Modes are runtime decisions too. Most agents have an interactive mode where the agent pauses for approval, and a headless mode where it runs unattended — useful for CI, background tasks, or when I want the agent to just go. Claude Code has -p for single-prompt headless runs. Codex has full-auto mode. Droid has autonomy levels. All runtime decisions about how much human-in-the-loop to require.

Terminal Agents vs IDE Agents

Both run the same loop — send messages to the LLM, execute tool calls, feed results back. The difference is what tools they have and what context gets injected.

Terminal agents — Claude Code, Codex, Droid — give the LLM file system tools and shell access. The agent discovers the codebase by reading files and running commands, the same way I would if I SSH’d into a server with a new project. It has no idea what editor I’m using. It figures things out by exploring.

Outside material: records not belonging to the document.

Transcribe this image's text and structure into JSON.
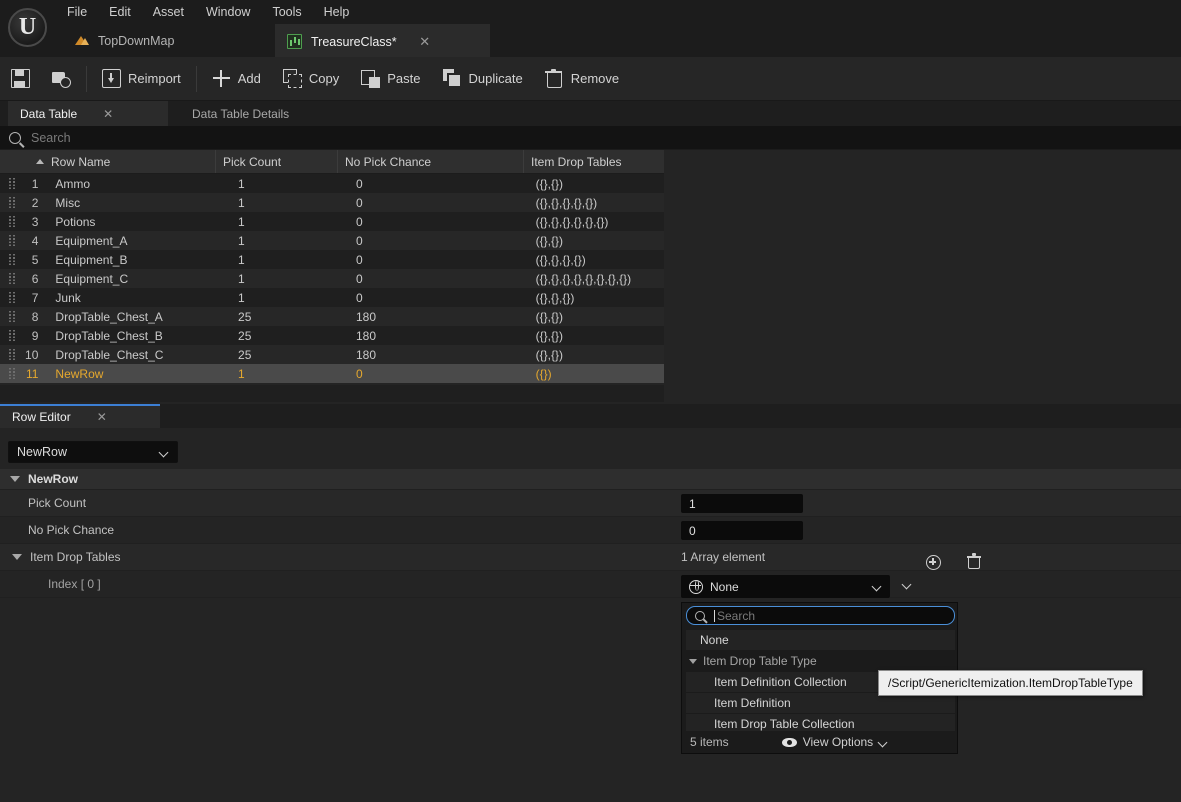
{
  "app": {
    "logo_glyph": "U"
  },
  "menubar": {
    "items": [
      {
        "label": "File"
      },
      {
        "label": "Edit"
      },
      {
        "label": "Asset"
      },
      {
        "label": "Window"
      },
      {
        "label": "Tools"
      },
      {
        "label": "Help"
      }
    ]
  },
  "asset_tabs": [
    {
      "label": "TopDownMap",
      "icon": "map-icon",
      "active": false,
      "closable": false
    },
    {
      "label": "TreasureClass*",
      "icon": "data-table-icon",
      "active": true,
      "closable": true,
      "close_glyph": "✕"
    }
  ],
  "toolbar": {
    "save_label": "",
    "browse_label": "",
    "buttons": [
      {
        "label": "Reimport",
        "icon": "reimport-icon"
      },
      {
        "label": "Add",
        "icon": "plus-icon"
      },
      {
        "label": "Copy",
        "icon": "copy-icon"
      },
      {
        "label": "Paste",
        "icon": "paste-icon"
      },
      {
        "label": "Duplicate",
        "icon": "duplicate-icon"
      },
      {
        "label": "Remove",
        "icon": "trash-icon"
      }
    ]
  },
  "panel_tabs": [
    {
      "label": "Data Table",
      "active": true,
      "close_glyph": "✕"
    },
    {
      "label": "Data Table Details",
      "active": false
    }
  ],
  "search": {
    "placeholder": "Search",
    "value": "",
    "icon": "search-icon"
  },
  "table": {
    "columns": [
      "Row Name",
      "Pick Count",
      "No Pick Chance",
      "Item Drop Tables"
    ],
    "sort_column": "Row Name",
    "sort_direction": "ascending",
    "rows": [
      {
        "index": "1",
        "name": "Ammo",
        "pick_count": "1",
        "no_pick_chance": "0",
        "item_drop_tables": "({},{})"
      },
      {
        "index": "2",
        "name": "Misc",
        "pick_count": "1",
        "no_pick_chance": "0",
        "item_drop_tables": "({},{},{},{},{})"
      },
      {
        "index": "3",
        "name": "Potions",
        "pick_count": "1",
        "no_pick_chance": "0",
        "item_drop_tables": "({},{},{},{},{},{})"
      },
      {
        "index": "4",
        "name": "Equipment_A",
        "pick_count": "1",
        "no_pick_chance": "0",
        "item_drop_tables": "({},{})"
      },
      {
        "index": "5",
        "name": "Equipment_B",
        "pick_count": "1",
        "no_pick_chance": "0",
        "item_drop_tables": "({},{},{},{})"
      },
      {
        "index": "6",
        "name": "Equipment_C",
        "pick_count": "1",
        "no_pick_chance": "0",
        "item_drop_tables": "({},{},{},{},{},{},{},{})"
      },
      {
        "index": "7",
        "name": "Junk",
        "pick_count": "1",
        "no_pick_chance": "0",
        "item_drop_tables": "({},{},{})"
      },
      {
        "index": "8",
        "name": "DropTable_Chest_A",
        "pick_count": "25",
        "no_pick_chance": "180",
        "item_drop_tables": "({},{})"
      },
      {
        "index": "9",
        "name": "DropTable_Chest_B",
        "pick_count": "25",
        "no_pick_chance": "180",
        "item_drop_tables": "({},{})"
      },
      {
        "index": "10",
        "name": "DropTable_Chest_C",
        "pick_count": "25",
        "no_pick_chance": "180",
        "item_drop_tables": "({},{})"
      },
      {
        "index": "11",
        "name": "NewRow",
        "pick_count": "1",
        "no_pick_chance": "0",
        "item_drop_tables": "({})",
        "selected": true
      }
    ],
    "selected_row_color": "#e5a82e"
  },
  "row_editor": {
    "tab_label": "Row Editor",
    "tab_close_glyph": "✕",
    "row_selector_value": "NewRow",
    "category_label": "NewRow",
    "properties": [
      {
        "label": "Pick Count",
        "value": "1"
      },
      {
        "label": "No Pick Chance",
        "value": "0"
      }
    ],
    "array_property": {
      "label": "Item Drop Tables",
      "count_label": "1 Array element",
      "add_icon": "add-element-icon",
      "delete_icon": "delete-all-elements-icon",
      "element_label": "Index [ 0 ]",
      "element_value": "None",
      "element_icon": "object-asset-icon"
    }
  },
  "dropdown": {
    "search_placeholder": "Search",
    "search_value": "",
    "none_label": "None",
    "group_label": "Item Drop Table Type",
    "items": [
      "Item Definition Collection",
      "Item Definition",
      "Item Drop Table Collection"
    ],
    "count_label": "5 items",
    "view_options_label": "View Options",
    "view_options_icon": "eye-icon"
  },
  "tooltip": {
    "text": "/Script/GenericItemization.ItemDropTableType"
  }
}
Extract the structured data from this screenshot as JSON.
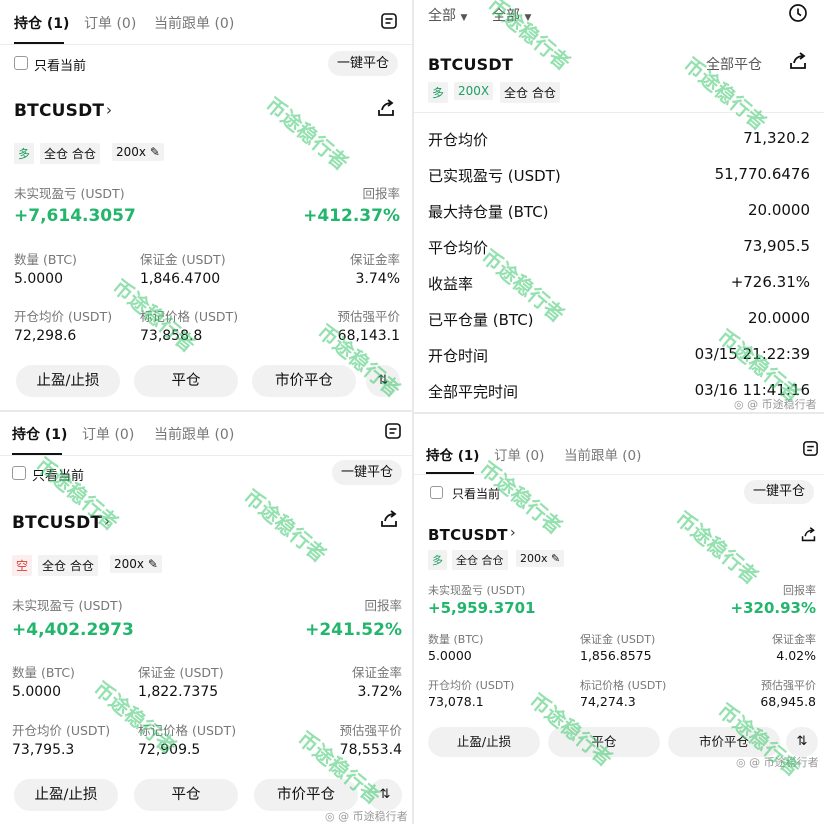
{
  "watermark_text": "币途稳行者",
  "weibo_watermark": "@ 币途稳行者",
  "p1": {
    "tabs": [
      "持仓 (1)",
      "订单 (0)",
      "当前跟单 (0)"
    ],
    "only_current": "只看当前",
    "close_all": "一键平仓",
    "symbol": "BTCUSDT",
    "tags": {
      "side": "多",
      "mode": "全仓 合仓",
      "leverage": "200x"
    },
    "pnl_label": "未实现盈亏 (USDT)",
    "pnl_value": "+7,614.3057",
    "roe_label": "回报率",
    "roe_value": "+412.37%",
    "qty_label": "数量 (BTC)",
    "qty_value": "5.0000",
    "margin_label": "保证金 (USDT)",
    "margin_value": "1,846.4700",
    "mratio_label": "保证金率",
    "mratio_value": "3.74%",
    "entry_label": "开仓均价 (USDT)",
    "entry_value": "72,298.6",
    "mark_label": "标记价格 (USDT)",
    "mark_value": "73,858.8",
    "liq_label": "预估强平价",
    "liq_value": "68,143.1",
    "btn_tpsl": "止盈/止损",
    "btn_close": "平仓",
    "btn_market_close": "市价平仓"
  },
  "p2": {
    "tabs": [
      "持仓 (1)",
      "订单 (0)",
      "当前跟单 (0)"
    ],
    "only_current": "只看当前",
    "close_all": "一键平仓",
    "symbol": "BTCUSDT",
    "tags": {
      "side": "空",
      "mode": "全仓 合仓",
      "leverage": "200x"
    },
    "pnl_label": "未实现盈亏 (USDT)",
    "pnl_value": "+4,402.2973",
    "roe_label": "回报率",
    "roe_value": "+241.52%",
    "qty_label": "数量 (BTC)",
    "qty_value": "5.0000",
    "margin_label": "保证金 (USDT)",
    "margin_value": "1,822.7375",
    "mratio_label": "保证金率",
    "mratio_value": "3.72%",
    "entry_label": "开仓均价 (USDT)",
    "entry_value": "73,795.3",
    "mark_label": "标记价格 (USDT)",
    "mark_value": "72,909.5",
    "liq_label": "预估强平价",
    "liq_value": "78,553.4",
    "btn_tpsl": "止盈/止损",
    "btn_close": "平仓",
    "btn_market_close": "市价平仓"
  },
  "p3": {
    "filter1": "全部",
    "filter2": "全部",
    "symbol": "BTCUSDT",
    "close_all_label": "全部平仓",
    "tags": {
      "side": "多",
      "leverage": "200X",
      "mode": "全仓 合仓"
    },
    "rows": [
      {
        "label": "开仓均价",
        "value": "71,320.2"
      },
      {
        "label": "已实现盈亏 (USDT)",
        "value": "51,770.6476"
      },
      {
        "label": "最大持仓量 (BTC)",
        "value": "20.0000"
      },
      {
        "label": "平仓均价",
        "value": "73,905.5"
      },
      {
        "label": "收益率",
        "value": "+726.31%"
      },
      {
        "label": "已平仓量 (BTC)",
        "value": "20.0000"
      },
      {
        "label": "开仓时间",
        "value": "03/15 21:22:39"
      },
      {
        "label": "全部平完时间",
        "value": "03/16 11:41:16"
      }
    ]
  },
  "p4": {
    "tabs": [
      "持仓 (1)",
      "订单 (0)",
      "当前跟单 (0)"
    ],
    "only_current": "只看当前",
    "close_all": "一键平仓",
    "symbol": "BTCUSDT",
    "tags": {
      "side": "多",
      "mode": "全仓 合仓",
      "leverage": "200x"
    },
    "pnl_label": "未实现盈亏 (USDT)",
    "pnl_value": "+5,959.3701",
    "roe_label": "回报率",
    "roe_value": "+320.93%",
    "qty_label": "数量 (BTC)",
    "qty_value": "5.0000",
    "margin_label": "保证金 (USDT)",
    "margin_value": "1,856.8575",
    "mratio_label": "保证金率",
    "mratio_value": "4.02%",
    "entry_label": "开仓均价 (USDT)",
    "entry_value": "73,078.1",
    "mark_label": "标记价格 (USDT)",
    "mark_value": "74,274.3",
    "liq_label": "预估强平价",
    "liq_value": "68,945.8",
    "btn_tpsl": "止盈/止损",
    "btn_close": "平仓",
    "btn_market_close": "市价平仓"
  },
  "colors": {
    "profit_green": "#22b56c",
    "short_red": "#d9433d",
    "watermark_green": "#3cc86e"
  }
}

IDE agents — Cursor, Windsurf, Cline — run the same LLM loop, but inject additional context from the editor: open files, cursor position, selected text, language server diagnostics (type errors, lint warnings). Their tools include editor-specific actions like applying diffs inline or showing suggestions at the cursor.

IDE agents start with richer context about what I’m doing right now. They know I’m looking at line 42 of auth.ts with a type error. A terminal agent would have to discover that by reading the file and running the type checker.

The tradeoff is coupling. IDE agents are tied to their editor — that context comes from VS Code’s APIs. Terminal agents are editor-independent, which is why they’re more composable. I can script them, run them in CI, pipe data through them.

Tab Completion Is a Different Thing

Cursor’s tab completion and GitHub Copilot’s inline suggestions aren’t the agent loop. They use a specialized model optimized for speed — runs on every keystroke, predicting what I’ll type next. Low latency, no tool calls. It’s autocomplete, not an agent.

Cursor’s agentic features (Composer, Agent mode) use the full loop I described above. The tab completion runs alongside it as a separate system.

Sub-Agents

Some agents can spawn other agents. Droid has a Task tool — I can have the main agent delegate a subtask to a separate instance that runs independently and reports back. Amp has “deep mode” for something similar.

Same loop, just nested. The parent agent makes a tool call that spins up a child with its own context window. The child runs, does its work, returns a summary. The parent sees only that summary, not the full child conversation.

This is how agents handle work that’s too big for one context window — break it into pieces, run them in parallel.

Once I started thinking of the agent as a loop around a stateless API, its behavior made sense.